Au moment d’assumer le pouvoir en 2000, Vladimir Poutine a formulé quelques principes qui allaient former les assises de sa gouvernance, dont la « verticalité du pouvoir » et la « dictature de la loi ».
Au terme de la calamiteuse décennie 1990, marquée par l’effritement du pouvoir central, la corruption et la montée en puissance des oligarques, ces objectifs ne pouvaient que susciter l’adhésion du peuple russe comme celle des pouvoirs occidentaux. Malheureusement, la manière dont Poutine entendait les poursuivre allait bientôt décevoir ceux qui espéraient des lendemains qui chantent.
En ce qui concerne la « verticalité du pouvoir », Vladimir Poutine n’a fait que reprendre à son compte le vieux credo de la Russie tsariste, à savoir qu’un pays qui compte 143 millions d’habitants et 160 ethnies, répartis sur 11 fuseaux horaires, ne peut être gouverné que par un pouvoir central fort. À la limite, cette perspective est compréhensible, même si le risque de confusion entre intérêts personnels et intérêts de l’État peut être grand. Quant à l’objectif d’instaurer une « dictature de la loi », on allait vite réaliser que la manière d’y parvenir n’était pas celle que l’on attendait.

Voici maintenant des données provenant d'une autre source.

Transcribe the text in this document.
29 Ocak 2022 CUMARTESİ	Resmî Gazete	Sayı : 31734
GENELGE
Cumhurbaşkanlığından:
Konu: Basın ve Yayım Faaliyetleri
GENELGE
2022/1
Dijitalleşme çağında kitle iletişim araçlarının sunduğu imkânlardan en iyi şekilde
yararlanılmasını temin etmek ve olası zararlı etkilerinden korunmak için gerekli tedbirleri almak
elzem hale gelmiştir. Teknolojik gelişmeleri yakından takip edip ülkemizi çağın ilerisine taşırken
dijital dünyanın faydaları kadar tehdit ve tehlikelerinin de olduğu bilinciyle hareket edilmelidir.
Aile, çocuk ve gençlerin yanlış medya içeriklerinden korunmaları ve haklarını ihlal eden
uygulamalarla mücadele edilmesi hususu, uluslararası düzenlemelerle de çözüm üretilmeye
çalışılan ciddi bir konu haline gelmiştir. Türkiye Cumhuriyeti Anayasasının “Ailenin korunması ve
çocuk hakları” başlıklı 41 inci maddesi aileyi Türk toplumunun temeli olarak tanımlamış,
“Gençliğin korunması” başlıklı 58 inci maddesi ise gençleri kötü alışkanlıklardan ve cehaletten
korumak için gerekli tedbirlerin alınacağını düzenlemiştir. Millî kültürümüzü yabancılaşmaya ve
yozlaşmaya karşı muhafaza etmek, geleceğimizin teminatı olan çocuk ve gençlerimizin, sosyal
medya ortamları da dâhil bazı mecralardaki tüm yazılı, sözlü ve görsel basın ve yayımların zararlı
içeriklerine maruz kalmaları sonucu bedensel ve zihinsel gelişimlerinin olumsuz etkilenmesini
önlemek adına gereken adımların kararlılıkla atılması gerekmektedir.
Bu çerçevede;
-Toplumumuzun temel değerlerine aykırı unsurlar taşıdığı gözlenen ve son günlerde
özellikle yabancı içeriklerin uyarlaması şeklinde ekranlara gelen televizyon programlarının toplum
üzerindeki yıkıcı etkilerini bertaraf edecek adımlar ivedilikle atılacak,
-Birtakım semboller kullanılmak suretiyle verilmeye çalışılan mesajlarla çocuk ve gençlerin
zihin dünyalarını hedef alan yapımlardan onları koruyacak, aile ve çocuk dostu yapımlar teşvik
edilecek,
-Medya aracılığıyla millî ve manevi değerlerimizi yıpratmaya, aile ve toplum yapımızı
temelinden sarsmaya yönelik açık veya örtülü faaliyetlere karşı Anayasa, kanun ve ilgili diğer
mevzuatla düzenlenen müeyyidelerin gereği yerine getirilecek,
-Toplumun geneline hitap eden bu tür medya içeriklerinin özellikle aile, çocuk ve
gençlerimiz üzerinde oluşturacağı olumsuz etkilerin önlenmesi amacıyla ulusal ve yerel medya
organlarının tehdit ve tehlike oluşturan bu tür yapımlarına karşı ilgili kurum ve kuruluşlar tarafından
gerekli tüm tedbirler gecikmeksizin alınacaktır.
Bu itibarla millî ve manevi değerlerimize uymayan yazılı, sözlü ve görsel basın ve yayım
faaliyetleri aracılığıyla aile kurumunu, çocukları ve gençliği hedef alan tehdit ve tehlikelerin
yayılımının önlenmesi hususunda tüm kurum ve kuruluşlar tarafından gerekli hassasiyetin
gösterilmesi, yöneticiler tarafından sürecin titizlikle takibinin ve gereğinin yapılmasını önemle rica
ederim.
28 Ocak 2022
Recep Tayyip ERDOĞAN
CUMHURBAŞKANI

« La loi peut aussi être mobilisée […] dans le but de défendre les prébendes des dirigeants, de servir d’arme contre les rivaux ou de prétexte aux abus des redresseurs de torts. Loin d’être un rempart de l’arbitraire, le droit est alors l’un de ses véhicules au service des plus forts. » En effet, dans une organisation pyramidale du pouvoir, entre les directives qui émanent du sommet et leur mise en application sur le terrain, il y a une foule d’intermédiaires qui peuvent tirer un profit personnel de la parcelle d’autorité que leur position leur confère. Beaucoup ne s’en privent pas, nous dit Favarel-Garrigues.
La magouille politique ou administrative, au niveau local ou régional, précise-t-il, est le fait de représentants de l’État (députés, gouverneurs de province) ou de hauts fonctionnaires issus notamment du FSB, l’ex-KGB, ou des services secrets. Y sont également associées des personnes du monde judiciaire (juges, procureurs, huissiers de justice) aussi bien que du milieu interlope (caïds de la pègre, activistes radicaux, maîtres chanteurs), chacun profitant, au mieux de ses intérêts, des occasions qui s’offrent à lui.
Gilles Favarel-Garrigues met à nu ce système de corruption généralisée à partir de cas concrets. On peut regretter toutefois que, dans le foisonnement des exemples qu’il apporte à l’appui de son propos, il n’ait pas défini avec plus de clarté l’articulation des rapports entre les institutions et les différents niveaux de pouvoir. Suite d’instantanés sur les dérives de la gouvernance russe, La verticale de la peur intéressera tous ceux et celles qui cherchent à avoir une connaissance plus fine de la Russie d’aujourd’hui.